PORT-AU-PRINCE: Olympics Committee sports complex opens in Haiti - Haiti - MiamiHerald.com

PORT-AU-PRINCE -- ‎A group of diplomats relived childhood dreams Tuesday as they practiced jump shots, played table tennis and jockeyed to score GOOOOAAAALLLL on the soccer field.

Led by Prime Minister Laurent Lamothe, United Nations Secretary General Ban Ki-moon and International Olympic Committee President Thomas Bach toured Haiti’s newest sports complex: a still underconstruction $18 million facility.

The complex, with courts for basketball and outdoor handball, rooms for boxing and table tennis and an expansive multipurpose center, was donated by the International Olympic Committee after Haiti’s devastating Jan.12, 2010 earthquake.
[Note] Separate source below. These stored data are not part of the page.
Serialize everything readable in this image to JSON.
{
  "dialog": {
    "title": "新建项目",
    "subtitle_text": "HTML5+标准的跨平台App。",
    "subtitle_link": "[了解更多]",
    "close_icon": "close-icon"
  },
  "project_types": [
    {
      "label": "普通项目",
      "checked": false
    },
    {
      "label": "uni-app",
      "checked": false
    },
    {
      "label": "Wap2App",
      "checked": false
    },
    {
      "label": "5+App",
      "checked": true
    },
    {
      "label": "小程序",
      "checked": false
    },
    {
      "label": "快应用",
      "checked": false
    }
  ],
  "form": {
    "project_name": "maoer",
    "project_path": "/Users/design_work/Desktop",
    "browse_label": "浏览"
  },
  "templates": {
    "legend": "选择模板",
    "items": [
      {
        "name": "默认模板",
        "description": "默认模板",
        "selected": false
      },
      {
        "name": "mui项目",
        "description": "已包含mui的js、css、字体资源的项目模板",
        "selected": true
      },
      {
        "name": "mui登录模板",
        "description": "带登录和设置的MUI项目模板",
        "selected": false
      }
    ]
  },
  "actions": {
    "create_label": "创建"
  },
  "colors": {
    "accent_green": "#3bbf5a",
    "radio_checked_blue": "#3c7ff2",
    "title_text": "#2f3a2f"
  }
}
“We wanted to help because we had seen the Haitian people terribly suffering under this earthquake,” Bach said about the decision behind the gift. “We want to demonstrate that sport is an important tool to rebuild the country.”

Before declaring the center opened, Bach told Haiti’s youth that it was a day of hope for them.
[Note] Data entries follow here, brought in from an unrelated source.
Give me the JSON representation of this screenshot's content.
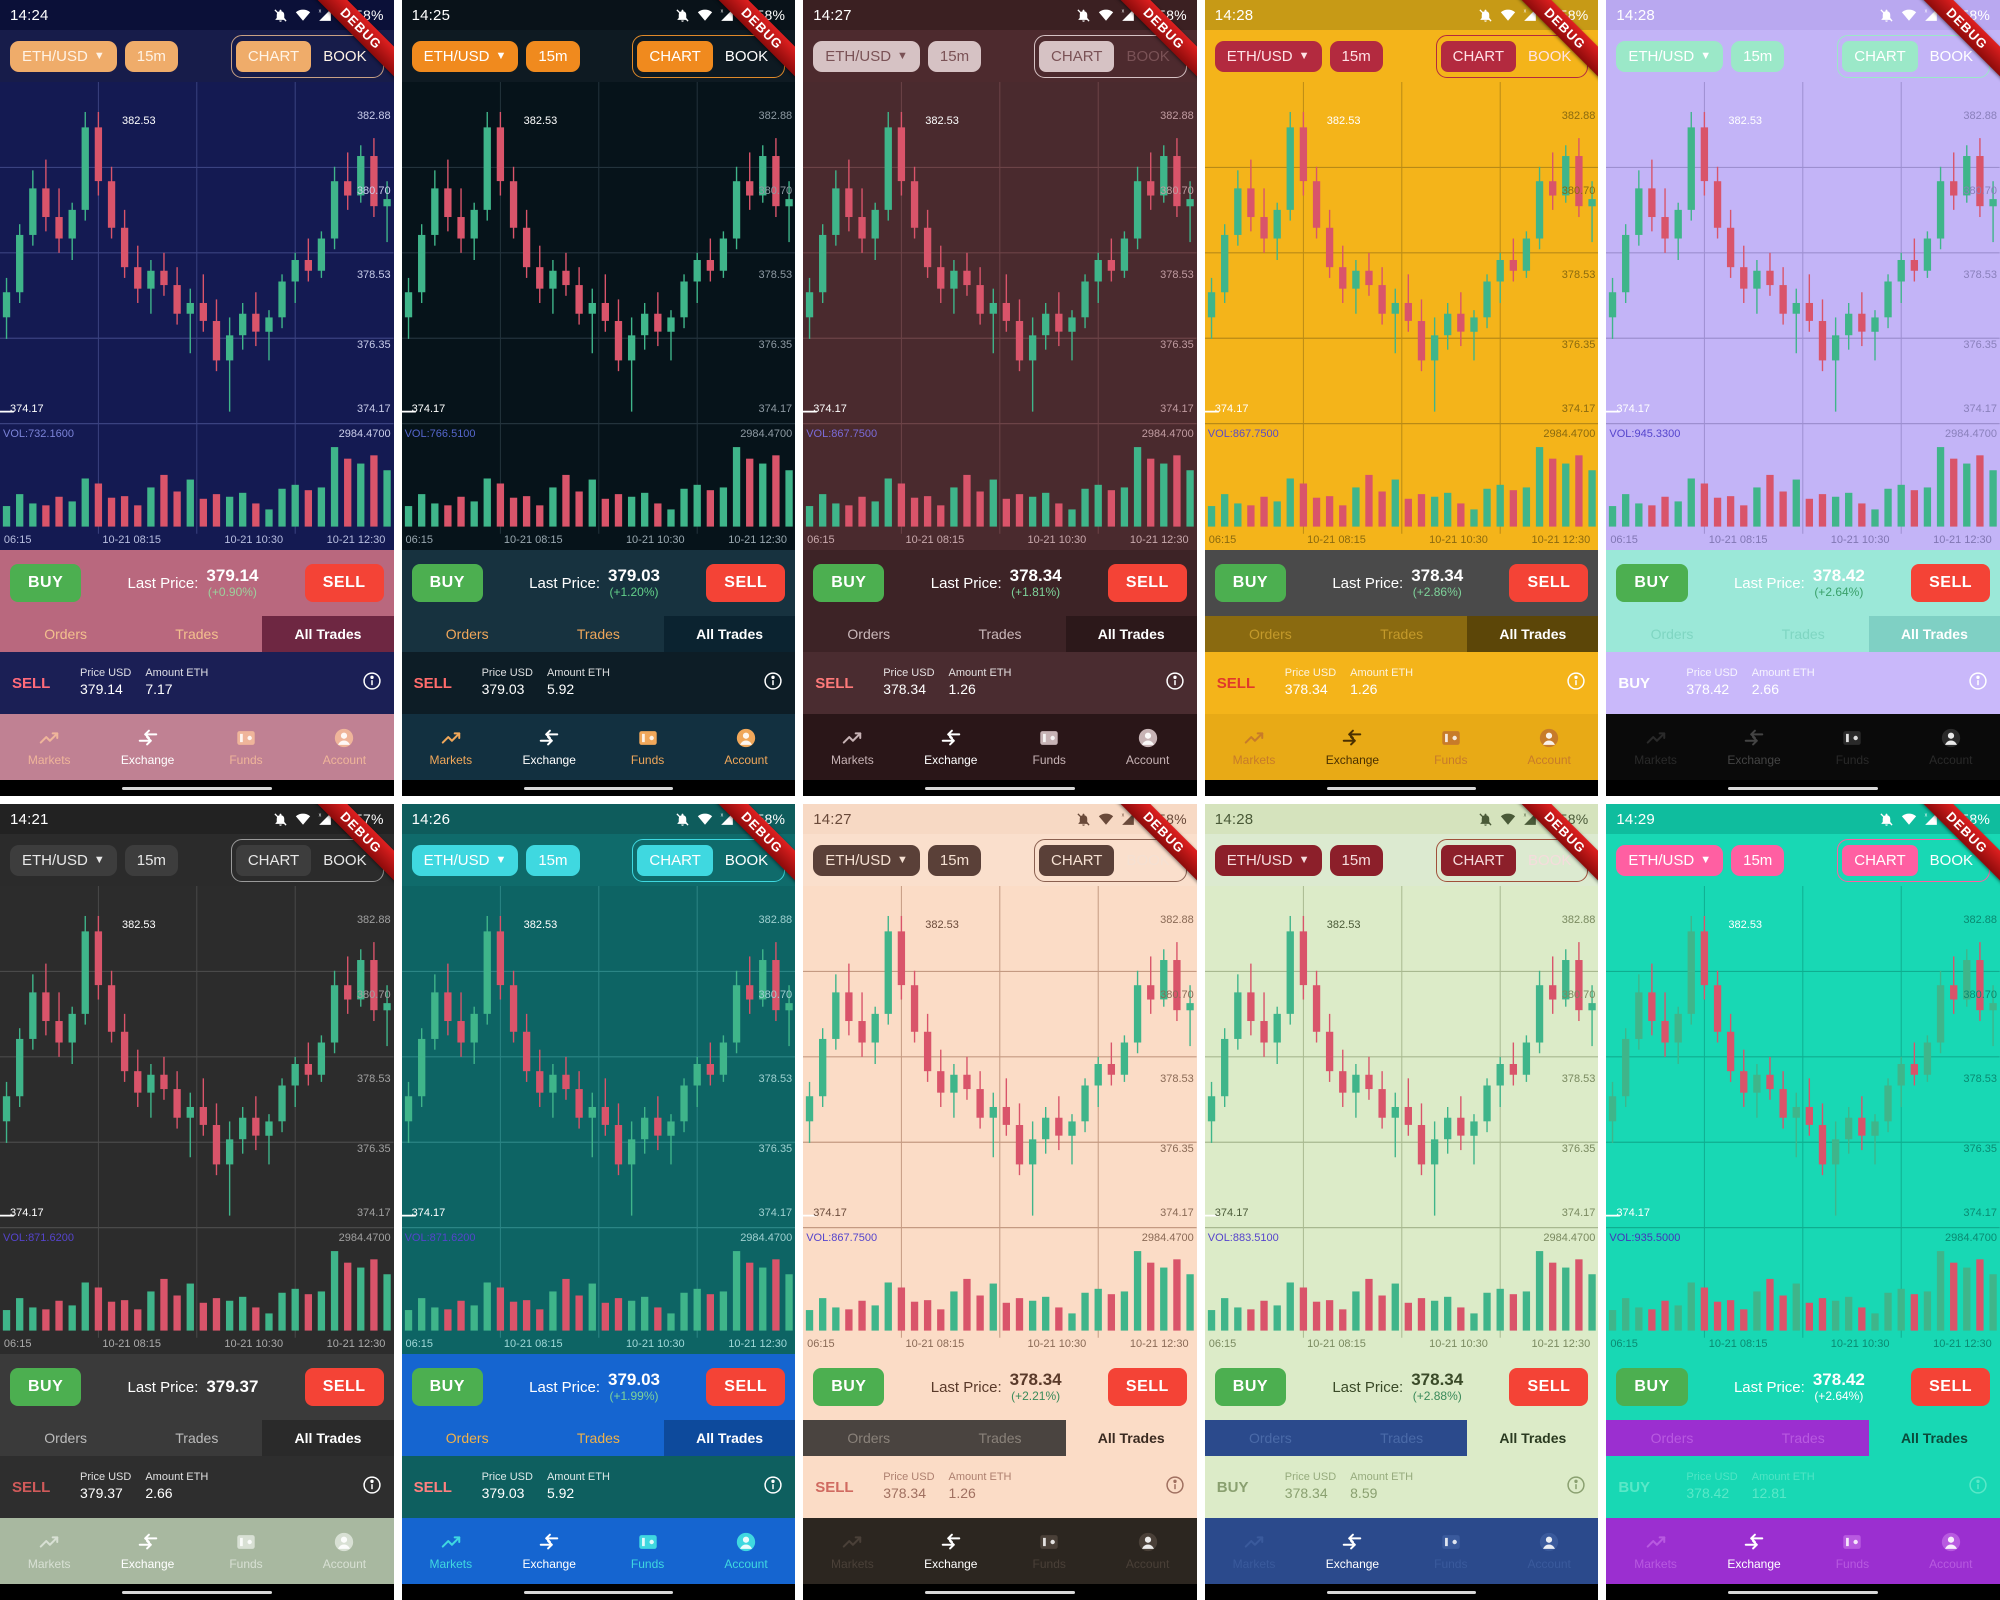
{
  "ribbon_label": "DEBUG",
  "common": {
    "pair_label": "ETH/USD",
    "interval_label": "15m",
    "chart_label": "CHART",
    "book_label": "BOOK",
    "buy_label": "BUY",
    "sell_label": "SELL",
    "last_price_label": "Last Price:",
    "tabs": [
      "Orders",
      "Trades",
      "All Trades"
    ],
    "trade_price_header": "Price USD",
    "trade_amount_header": "Amount ETH",
    "nav": [
      {
        "label": "Markets",
        "icon": "trending-up-icon"
      },
      {
        "label": "Exchange",
        "icon": "exchange-arrows-icon"
      },
      {
        "label": "Funds",
        "icon": "wallet-icon"
      },
      {
        "label": "Account",
        "icon": "account-circle-icon"
      }
    ],
    "axis_time_labels": [
      "06:15",
      "10-21 08:15",
      "10-21 10:30",
      "10-21 12:30"
    ],
    "price_labels": {
      "high": "382.53",
      "top_right": "382.88",
      "mid_right": "380.70",
      "mid2_right": "378.53",
      "low_right": "376.35",
      "low": "374.17",
      "low_right2": "374.17",
      "vol_right": "2984.4700"
    },
    "status_icons": [
      "bell-off-icon",
      "wifi-icon",
      "signal-x-icon",
      "signal-icon"
    ]
  },
  "chart_data": {
    "type": "candlestick",
    "title": "ETH/USD 15m",
    "xlabel": "",
    "ylabel": "Price USD",
    "ylim": [
      374.17,
      382.88
    ],
    "gridlines": true,
    "tick_labels_x": [
      "06:15",
      "10-21 08:15",
      "10-21 10:30",
      "10-21 12:30"
    ],
    "tick_labels_y": [
      "382.88",
      "380.70",
      "378.53",
      "376.35",
      "374.17"
    ],
    "annotations": {
      "high": "382.53",
      "low": "374.17"
    },
    "volume_max_label": "2984.4700",
    "candles": [
      {
        "o": 376.8,
        "h": 377.9,
        "l": 376.2,
        "c": 377.5,
        "v": 620
      },
      {
        "o": 377.5,
        "h": 379.4,
        "l": 377.2,
        "c": 379.1,
        "v": 980
      },
      {
        "o": 379.1,
        "h": 380.9,
        "l": 378.8,
        "c": 380.4,
        "v": 700
      },
      {
        "o": 380.4,
        "h": 381.2,
        "l": 379.2,
        "c": 379.6,
        "v": 640
      },
      {
        "o": 379.6,
        "h": 380.4,
        "l": 378.6,
        "c": 379.0,
        "v": 900
      },
      {
        "o": 379.0,
        "h": 380.0,
        "l": 378.4,
        "c": 379.8,
        "v": 760
      },
      {
        "o": 379.8,
        "h": 382.53,
        "l": 379.5,
        "c": 382.1,
        "v": 1450
      },
      {
        "o": 382.1,
        "h": 382.53,
        "l": 380.2,
        "c": 380.6,
        "v": 1300
      },
      {
        "o": 380.6,
        "h": 381.0,
        "l": 379.0,
        "c": 379.3,
        "v": 870
      },
      {
        "o": 379.3,
        "h": 379.8,
        "l": 377.9,
        "c": 378.2,
        "v": 920
      },
      {
        "o": 378.2,
        "h": 378.8,
        "l": 377.2,
        "c": 377.6,
        "v": 640
      },
      {
        "o": 377.6,
        "h": 378.4,
        "l": 376.9,
        "c": 378.1,
        "v": 1180
      },
      {
        "o": 378.1,
        "h": 378.6,
        "l": 377.4,
        "c": 377.7,
        "v": 1560
      },
      {
        "o": 377.7,
        "h": 378.2,
        "l": 376.6,
        "c": 376.9,
        "v": 1060
      },
      {
        "o": 376.9,
        "h": 377.6,
        "l": 375.8,
        "c": 377.2,
        "v": 1420
      },
      {
        "o": 377.2,
        "h": 378.0,
        "l": 376.4,
        "c": 376.7,
        "v": 840
      },
      {
        "o": 376.7,
        "h": 377.3,
        "l": 375.3,
        "c": 375.6,
        "v": 980
      },
      {
        "o": 375.6,
        "h": 376.8,
        "l": 374.17,
        "c": 376.3,
        "v": 900
      },
      {
        "o": 376.3,
        "h": 377.2,
        "l": 375.9,
        "c": 376.9,
        "v": 1020
      },
      {
        "o": 376.9,
        "h": 377.5,
        "l": 376.0,
        "c": 376.4,
        "v": 700
      },
      {
        "o": 376.4,
        "h": 377.0,
        "l": 375.6,
        "c": 376.8,
        "v": 520
      },
      {
        "o": 376.8,
        "h": 378.0,
        "l": 376.5,
        "c": 377.8,
        "v": 1140
      },
      {
        "o": 377.8,
        "h": 378.6,
        "l": 377.2,
        "c": 378.4,
        "v": 1260
      },
      {
        "o": 378.4,
        "h": 379.0,
        "l": 377.8,
        "c": 378.1,
        "v": 1100
      },
      {
        "o": 378.1,
        "h": 379.2,
        "l": 377.9,
        "c": 379.0,
        "v": 1180
      },
      {
        "o": 379.0,
        "h": 381.0,
        "l": 378.7,
        "c": 380.6,
        "v": 2400
      },
      {
        "o": 380.6,
        "h": 381.4,
        "l": 379.8,
        "c": 380.2,
        "v": 2050
      },
      {
        "o": 380.2,
        "h": 381.6,
        "l": 380.0,
        "c": 381.3,
        "v": 1900
      },
      {
        "o": 381.3,
        "h": 381.8,
        "l": 379.6,
        "c": 379.9,
        "v": 2150
      },
      {
        "o": 379.9,
        "h": 380.6,
        "l": 378.9,
        "c": 380.1,
        "v": 1700
      }
    ]
  },
  "screens": [
    {
      "id": "screen-1",
      "time": "14:24",
      "battery": "58%",
      "vol_text": "VOL:732.1600",
      "last_price": "379.14",
      "change": "(+0.90%)",
      "active_tab": 2,
      "trade_side": "SELL",
      "trade_price": "379.14",
      "trade_amount": "7.17",
      "nav_active": 1,
      "theme": {
        "status_bg": "#0b1038",
        "status_fg": "#ffffff",
        "toolbar_bg": "#171c4a",
        "pill_bg": "#efac6a",
        "pill_fg": "#fff3e6",
        "seg_border": "#c8a184",
        "chart_bg": "#141a52",
        "grid": "#3a4280",
        "axis_fg": "#b9bfe0",
        "price_bg": "#b9687e",
        "price_fg": "#ffffff",
        "chg_fg": "#9cd19c",
        "tabs_bg": "#b9687e",
        "tab_fg": "#f3c08e",
        "tab_active_bg": "#6e2742",
        "tab_active_fg": "#ffffff",
        "row_bg": "#1b1f55",
        "row_fg": "#ffffff",
        "side_fg": "#ff6b7a",
        "nav_bg": "#c08193",
        "nav_fg": "#efb59a",
        "nav_active_fg": "#ffffff",
        "vol_fg": "#7b83d8",
        "price_lbl_fg": "#c9cdea"
      }
    },
    {
      "id": "screen-2",
      "time": "14:25",
      "battery": "58%",
      "vol_text": "VOL:766.5100",
      "last_price": "379.03",
      "change": "(+1.20%)",
      "active_tab": 2,
      "trade_side": "SELL",
      "trade_price": "379.03",
      "trade_amount": "5.92",
      "nav_active": 1,
      "theme": {
        "status_bg": "#091219",
        "status_fg": "#ffffff",
        "toolbar_bg": "#0e1a22",
        "pill_bg": "#f08a1e",
        "pill_fg": "#ffffff",
        "seg_border": "#e08a2a",
        "chart_bg": "#06131a",
        "grid": "#23333c",
        "axis_fg": "#9aa8b0",
        "price_bg": "#17323f",
        "price_fg": "#ffffff",
        "chg_fg": "#63d08a",
        "tabs_bg": "#17323f",
        "tab_fg": "#f0a75a",
        "tab_active_bg": "#0b2330",
        "tab_active_fg": "#ffffff",
        "row_bg": "#0d1d26",
        "row_fg": "#ffffff",
        "side_fg": "#ff6b6b",
        "nav_bg": "#123040",
        "nav_fg": "#f0a75a",
        "nav_active_fg": "#ffffff",
        "vol_fg": "#5566cc",
        "price_lbl_fg": "#8e9aa3"
      }
    },
    {
      "id": "screen-3",
      "time": "14:27",
      "battery": "58%",
      "vol_text": "VOL:867.7500",
      "last_price": "378.34",
      "change": "(+1.81%)",
      "active_tab": 2,
      "trade_side": "SELL",
      "trade_price": "378.34",
      "trade_amount": "1.26",
      "nav_active": 1,
      "theme": {
        "status_bg": "#3b2022",
        "status_fg": "#ffffff",
        "toolbar_bg": "#4d2a2e",
        "pill_bg": "#d6c2c4",
        "pill_fg": "#7a5256",
        "seg_border": "#d6c2c4",
        "chart_bg": "#4a2a2e",
        "grid": "#6c4347",
        "axis_fg": "#c9a9ad",
        "price_bg": "#3d2326",
        "price_fg": "#ffffff",
        "chg_fg": "#7ed39a",
        "tabs_bg": "#3d2326",
        "tab_fg": "#cbb8ba",
        "tab_active_bg": "#2c181a",
        "tab_active_fg": "#ffffff",
        "row_bg": "#4a2c30",
        "row_fg": "#ffffff",
        "side_fg": "#ff7a7a",
        "nav_bg": "#2a1618",
        "nav_fg": "#c7b3b5",
        "nav_active_fg": "#ffffff",
        "vol_fg": "#7b6bd8",
        "price_lbl_fg": "#c09ba0"
      }
    },
    {
      "id": "screen-4",
      "time": "14:28",
      "battery": "58%",
      "vol_text": "VOL:867.7500",
      "last_price": "378.34",
      "change": "(+2.86%)",
      "active_tab": 2,
      "trade_side": "SELL",
      "trade_price": "378.34",
      "trade_amount": "1.26",
      "nav_active": 1,
      "theme": {
        "status_bg": "#c79a16",
        "status_fg": "#ffffff",
        "toolbar_bg": "#f4b41a",
        "pill_bg": "#b32a3f",
        "pill_fg": "#ffe2e6",
        "seg_border": "#b32a3f",
        "chart_bg": "#f4b41a",
        "grid": "#b98a16",
        "axis_fg": "#8a6a10",
        "price_bg": "#4a4a4a",
        "price_fg": "#ffffff",
        "chg_fg": "#7ed39a",
        "tabs_bg": "#8a6a10",
        "tab_fg": "#c49a2a",
        "tab_active_bg": "#5c4608",
        "tab_active_fg": "#ffffff",
        "row_bg": "#f4b41a",
        "row_fg": "#ffffff",
        "side_fg": "#e0392b",
        "nav_bg": "#e8aa16",
        "nav_fg": "#c77b2a",
        "nav_active_fg": "#4a3000",
        "vol_fg": "#5a4ac8",
        "price_lbl_fg": "#8a6a10"
      }
    },
    {
      "id": "screen-5",
      "time": "14:28",
      "battery": "58%",
      "vol_text": "VOL:945.3300",
      "last_price": "378.42",
      "change": "(+2.64%)",
      "active_tab": 2,
      "trade_side": "BUY",
      "trade_price": "378.42",
      "trade_amount": "2.66",
      "nav_active": 1,
      "theme": {
        "status_bg": "#b9a8f0",
        "status_fg": "#ffffff",
        "toolbar_bg": "#c3b4f7",
        "pill_bg": "#9be8c8",
        "pill_fg": "#ffffff",
        "seg_border": "#9be8c8",
        "chart_bg": "#c3b4f7",
        "grid": "#9d8fd0",
        "axis_fg": "#8176b3",
        "price_bg": "#9be8d8",
        "price_fg": "#ffffff",
        "chg_fg": "#3aa06a",
        "tabs_bg": "#9be8d8",
        "tab_fg": "#7fd6c2",
        "tab_active_bg": "#7fd0c4",
        "tab_active_fg": "#ffffff",
        "row_bg": "#c9b8fa",
        "row_fg": "#ffffff",
        "side_fg": "#ffffff",
        "nav_bg": "#0a0a0a",
        "nav_fg": "#2a2a2a",
        "nav_active_fg": "#444444",
        "vol_fg": "#5544cc",
        "price_lbl_fg": "#8a80bb"
      }
    },
    {
      "id": "screen-6",
      "time": "14:21",
      "battery": "57%",
      "vol_text": "VOL:871.6200",
      "last_price": "379.37",
      "change": "",
      "active_tab": 2,
      "trade_side": "SELL",
      "trade_price": "379.37",
      "trade_amount": "2.66",
      "nav_active": 1,
      "theme": {
        "status_bg": "#222222",
        "status_fg": "#ffffff",
        "toolbar_bg": "#2b2b2b",
        "pill_bg": "#3d3d3d",
        "pill_fg": "#e8e8e8",
        "seg_border": "#9a9a9a",
        "chart_bg": "#2c2c2c",
        "grid": "#4a4a4a",
        "axis_fg": "#aaaaaa",
        "price_bg": "#3a3a3a",
        "price_fg": "#ffffff",
        "chg_fg": "#7ed39a",
        "tabs_bg": "#3a3a3a",
        "tab_fg": "#bbbbbb",
        "tab_active_bg": "#2a2a2a",
        "tab_active_fg": "#ffffff",
        "row_bg": "#2e2e2e",
        "row_fg": "#ffffff",
        "side_fg": "#d05a5a",
        "nav_bg": "#a8b8a0",
        "nav_fg": "#d8e0d4",
        "nav_active_fg": "#ffffff",
        "vol_fg": "#5544cc",
        "price_lbl_fg": "#a0a0a0"
      }
    },
    {
      "id": "screen-7",
      "time": "14:26",
      "battery": "58%",
      "vol_text": "VOL:871.6200",
      "last_price": "379.03",
      "change": "(+1.99%)",
      "active_tab": 2,
      "trade_side": "SELL",
      "trade_price": "379.03",
      "trade_amount": "5.92",
      "nav_active": 1,
      "theme": {
        "status_bg": "#0e5c5c",
        "status_fg": "#ffffff",
        "toolbar_bg": "#0f6b6b",
        "pill_bg": "#3fd8e0",
        "pill_fg": "#ffffff",
        "seg_border": "#3fd8e0",
        "chart_bg": "#0d6464",
        "grid": "#2b8585",
        "axis_fg": "#9fd8d8",
        "price_bg": "#1565d0",
        "price_fg": "#ffffff",
        "chg_fg": "#7ed39a",
        "tabs_bg": "#1565d0",
        "tab_fg": "#f0b24a",
        "tab_active_bg": "#0d4a9c",
        "tab_active_fg": "#ffffff",
        "row_bg": "#0e5f5f",
        "row_fg": "#ffffff",
        "side_fg": "#ff8080",
        "nav_bg": "#1565d0",
        "nav_fg": "#3fd8e0",
        "nav_active_fg": "#ffffff",
        "vol_fg": "#5544cc",
        "price_lbl_fg": "#9fd0d0"
      }
    },
    {
      "id": "screen-8",
      "time": "14:27",
      "battery": "58%",
      "vol_text": "VOL:867.7500",
      "last_price": "378.34",
      "change": "(+2.21%)",
      "active_tab": 2,
      "trade_side": "SELL",
      "trade_price": "378.34",
      "trade_amount": "1.26",
      "nav_active": 1,
      "theme": {
        "status_bg": "#f7d9c4",
        "status_fg": "#6a4a3a",
        "toolbar_bg": "#fadfcc",
        "pill_bg": "#5a4038",
        "pill_fg": "#f5e0d2",
        "seg_border": "#8a6050",
        "chart_bg": "#fbdcc6",
        "grid": "#c49a82",
        "axis_fg": "#8a6a56",
        "price_bg": "#fbdcc6",
        "price_fg": "#5a3a2a",
        "chg_fg": "#3a8a5a",
        "tabs_bg": "#4a4440",
        "tab_fg": "#8a827a",
        "tab_active_bg": "#fbdcc6",
        "tab_active_fg": "#3a2a20",
        "row_bg": "#fbdcc6",
        "row_fg": "#a07060",
        "side_fg": "#d06a60",
        "nav_bg": "#2c2620",
        "nav_fg": "#4a4038",
        "nav_active_fg": "#ffffff",
        "vol_fg": "#5544cc",
        "price_lbl_fg": "#8a6a56"
      }
    },
    {
      "id": "screen-9",
      "time": "14:28",
      "battery": "58%",
      "vol_text": "VOL:883.5100",
      "last_price": "378.34",
      "change": "(+2.88%)",
      "active_tab": 2,
      "trade_side": "BUY",
      "trade_price": "378.34",
      "trade_amount": "8.59",
      "nav_active": 1,
      "theme": {
        "status_bg": "#d5e3bd",
        "status_fg": "#4a5a38",
        "toolbar_bg": "#dcead0",
        "pill_bg": "#8c1f2a",
        "pill_fg": "#f5dcdc",
        "seg_border": "#a0503a",
        "chart_bg": "#dcebc8",
        "grid": "#a8b890",
        "axis_fg": "#7a8a60",
        "price_bg": "#dcebc8",
        "price_fg": "#3a4a28",
        "chg_fg": "#3a8a5a",
        "tabs_bg": "#2b4a8c",
        "tab_fg": "#4a6aa8",
        "tab_active_bg": "#dcebc8",
        "tab_active_fg": "#2a3a20",
        "row_bg": "#dcebc8",
        "row_fg": "#8aa070",
        "side_fg": "#8aa070",
        "nav_bg": "#2b4a8c",
        "nav_fg": "#3a5a9c",
        "nav_active_fg": "#ffffff",
        "vol_fg": "#5544cc",
        "price_lbl_fg": "#7a8a60"
      }
    },
    {
      "id": "screen-10",
      "time": "14:29",
      "battery": "58%",
      "vol_text": "VOL:935.5000",
      "last_price": "378.42",
      "change": "(+2.64%)",
      "active_tab": 2,
      "trade_side": "BUY",
      "trade_price": "378.42",
      "trade_amount": "12.81",
      "nav_active": 1,
      "theme": {
        "status_bg": "#0fbd9e",
        "status_fg": "#ffffff",
        "toolbar_bg": "#18d8b4",
        "pill_bg": "#ff5fa2",
        "pill_fg": "#ffffff",
        "seg_border": "#ff5fa2",
        "chart_bg": "#18d8b4",
        "grid": "#0fae90",
        "axis_fg": "#0a8a72",
        "price_bg": "#18d8b4",
        "price_fg": "#ffffff",
        "chg_fg": "#ffffff",
        "tabs_bg": "#9b2fd0",
        "tab_fg": "#b85ae0",
        "tab_active_bg": "#18d8b4",
        "tab_active_fg": "#0a4a3a",
        "row_bg": "#18d8b4",
        "row_fg": "#5ae8c8",
        "side_fg": "#5ae8c8",
        "nav_bg": "#9b2fd0",
        "nav_fg": "#b85ae0",
        "nav_active_fg": "#ffffff",
        "vol_fg": "#4433bb",
        "price_lbl_fg": "#0a8a72"
      }
    }
  ]
}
“Sports,” Bach said, “stands for social cohesion. It stands for self confidence; stands for fair play and for the future of youth.”‎

Haitian President Michel Martelly agreed, saying that while the complex is an opportunity for Haiti’s youth to discover their talents, it’s an important part of helping form individuals.

“Playing for children is important,” he said. “It’s important for kids to play with one another.”

Martelly pointed out that in 30 years, no Haitian government had ever built a sports complex in the country. His administration, he said, had restored 12 — mainly soccer stadiums.

Martelly also defended the complex’s location on the outskirts of the capital, near the sprawling post-quake slum, Canaan. Many have questioned the location because of the distance from the city center and near the mountainside slum that the Haitian government, with assistance from the United States, is now trying to organize and provide infrastructure.

“We are one country. We are one people,” Martelly said during the inauguration ceremony, Canaan’s shacks and denuded mountainside visible in the backdrop. “We cannot exclude Canaan.”

“We built this for Canaan, too,” he added.

The event was also attended by Inter-American Development Bank President Luis Albeto Moreno, who last year traveled to Haiti to promote sports development. The IDB is one of the organizations that has contributed to the complex’s funding.

“This is great, just to watch all of these kids doing sports,” Moreno said. “My dream is to see one day a couple of Olympians and Haitians winning models. Not that Haitians need any more pride because they do have pride, but I think it will do a lot for this country.

“You’ve seen it around the Caribbean, look at what (sprinter) Usain Bolt did for Jamaica and how the whole question of athletics has become a big thing in the Caribbean.”

Ban, the United Nations chief, said sports can be a strong social changer. The biggest beneficiaries he said of the complex will be Haiti’s disenfranchised youth.

“People on the margins will have a place to belong again,” he said. “This center will also be an arena for promoting teamwork, fair play and mutual understanding, values that are far beyond the playing field.

“We can see yet again sports go beyond the competition, beyond the events such as World Cup, even beyond star athletes,” he added.

Ban ended his two day visit to Haiti on Tuesday, calling his fifth visit here “inspiring,” and reiterating his call for the country to stage its long overdue elections.

“These encounters have given me a strong sense of the significant progress that Haiti has achieved in the last 10 years with the support of the MINUSTAH peacekeeping operations,” he said.

But Ban also said he was “especially concerned” that Haiti could regress given the ongoing stalemate over the country’s legislative and local elections.

“Sadly, for now I have little concrete news of progress from these long overdue elections” to report to the Security Council, he said. “‎The holding of elections in October is essential.”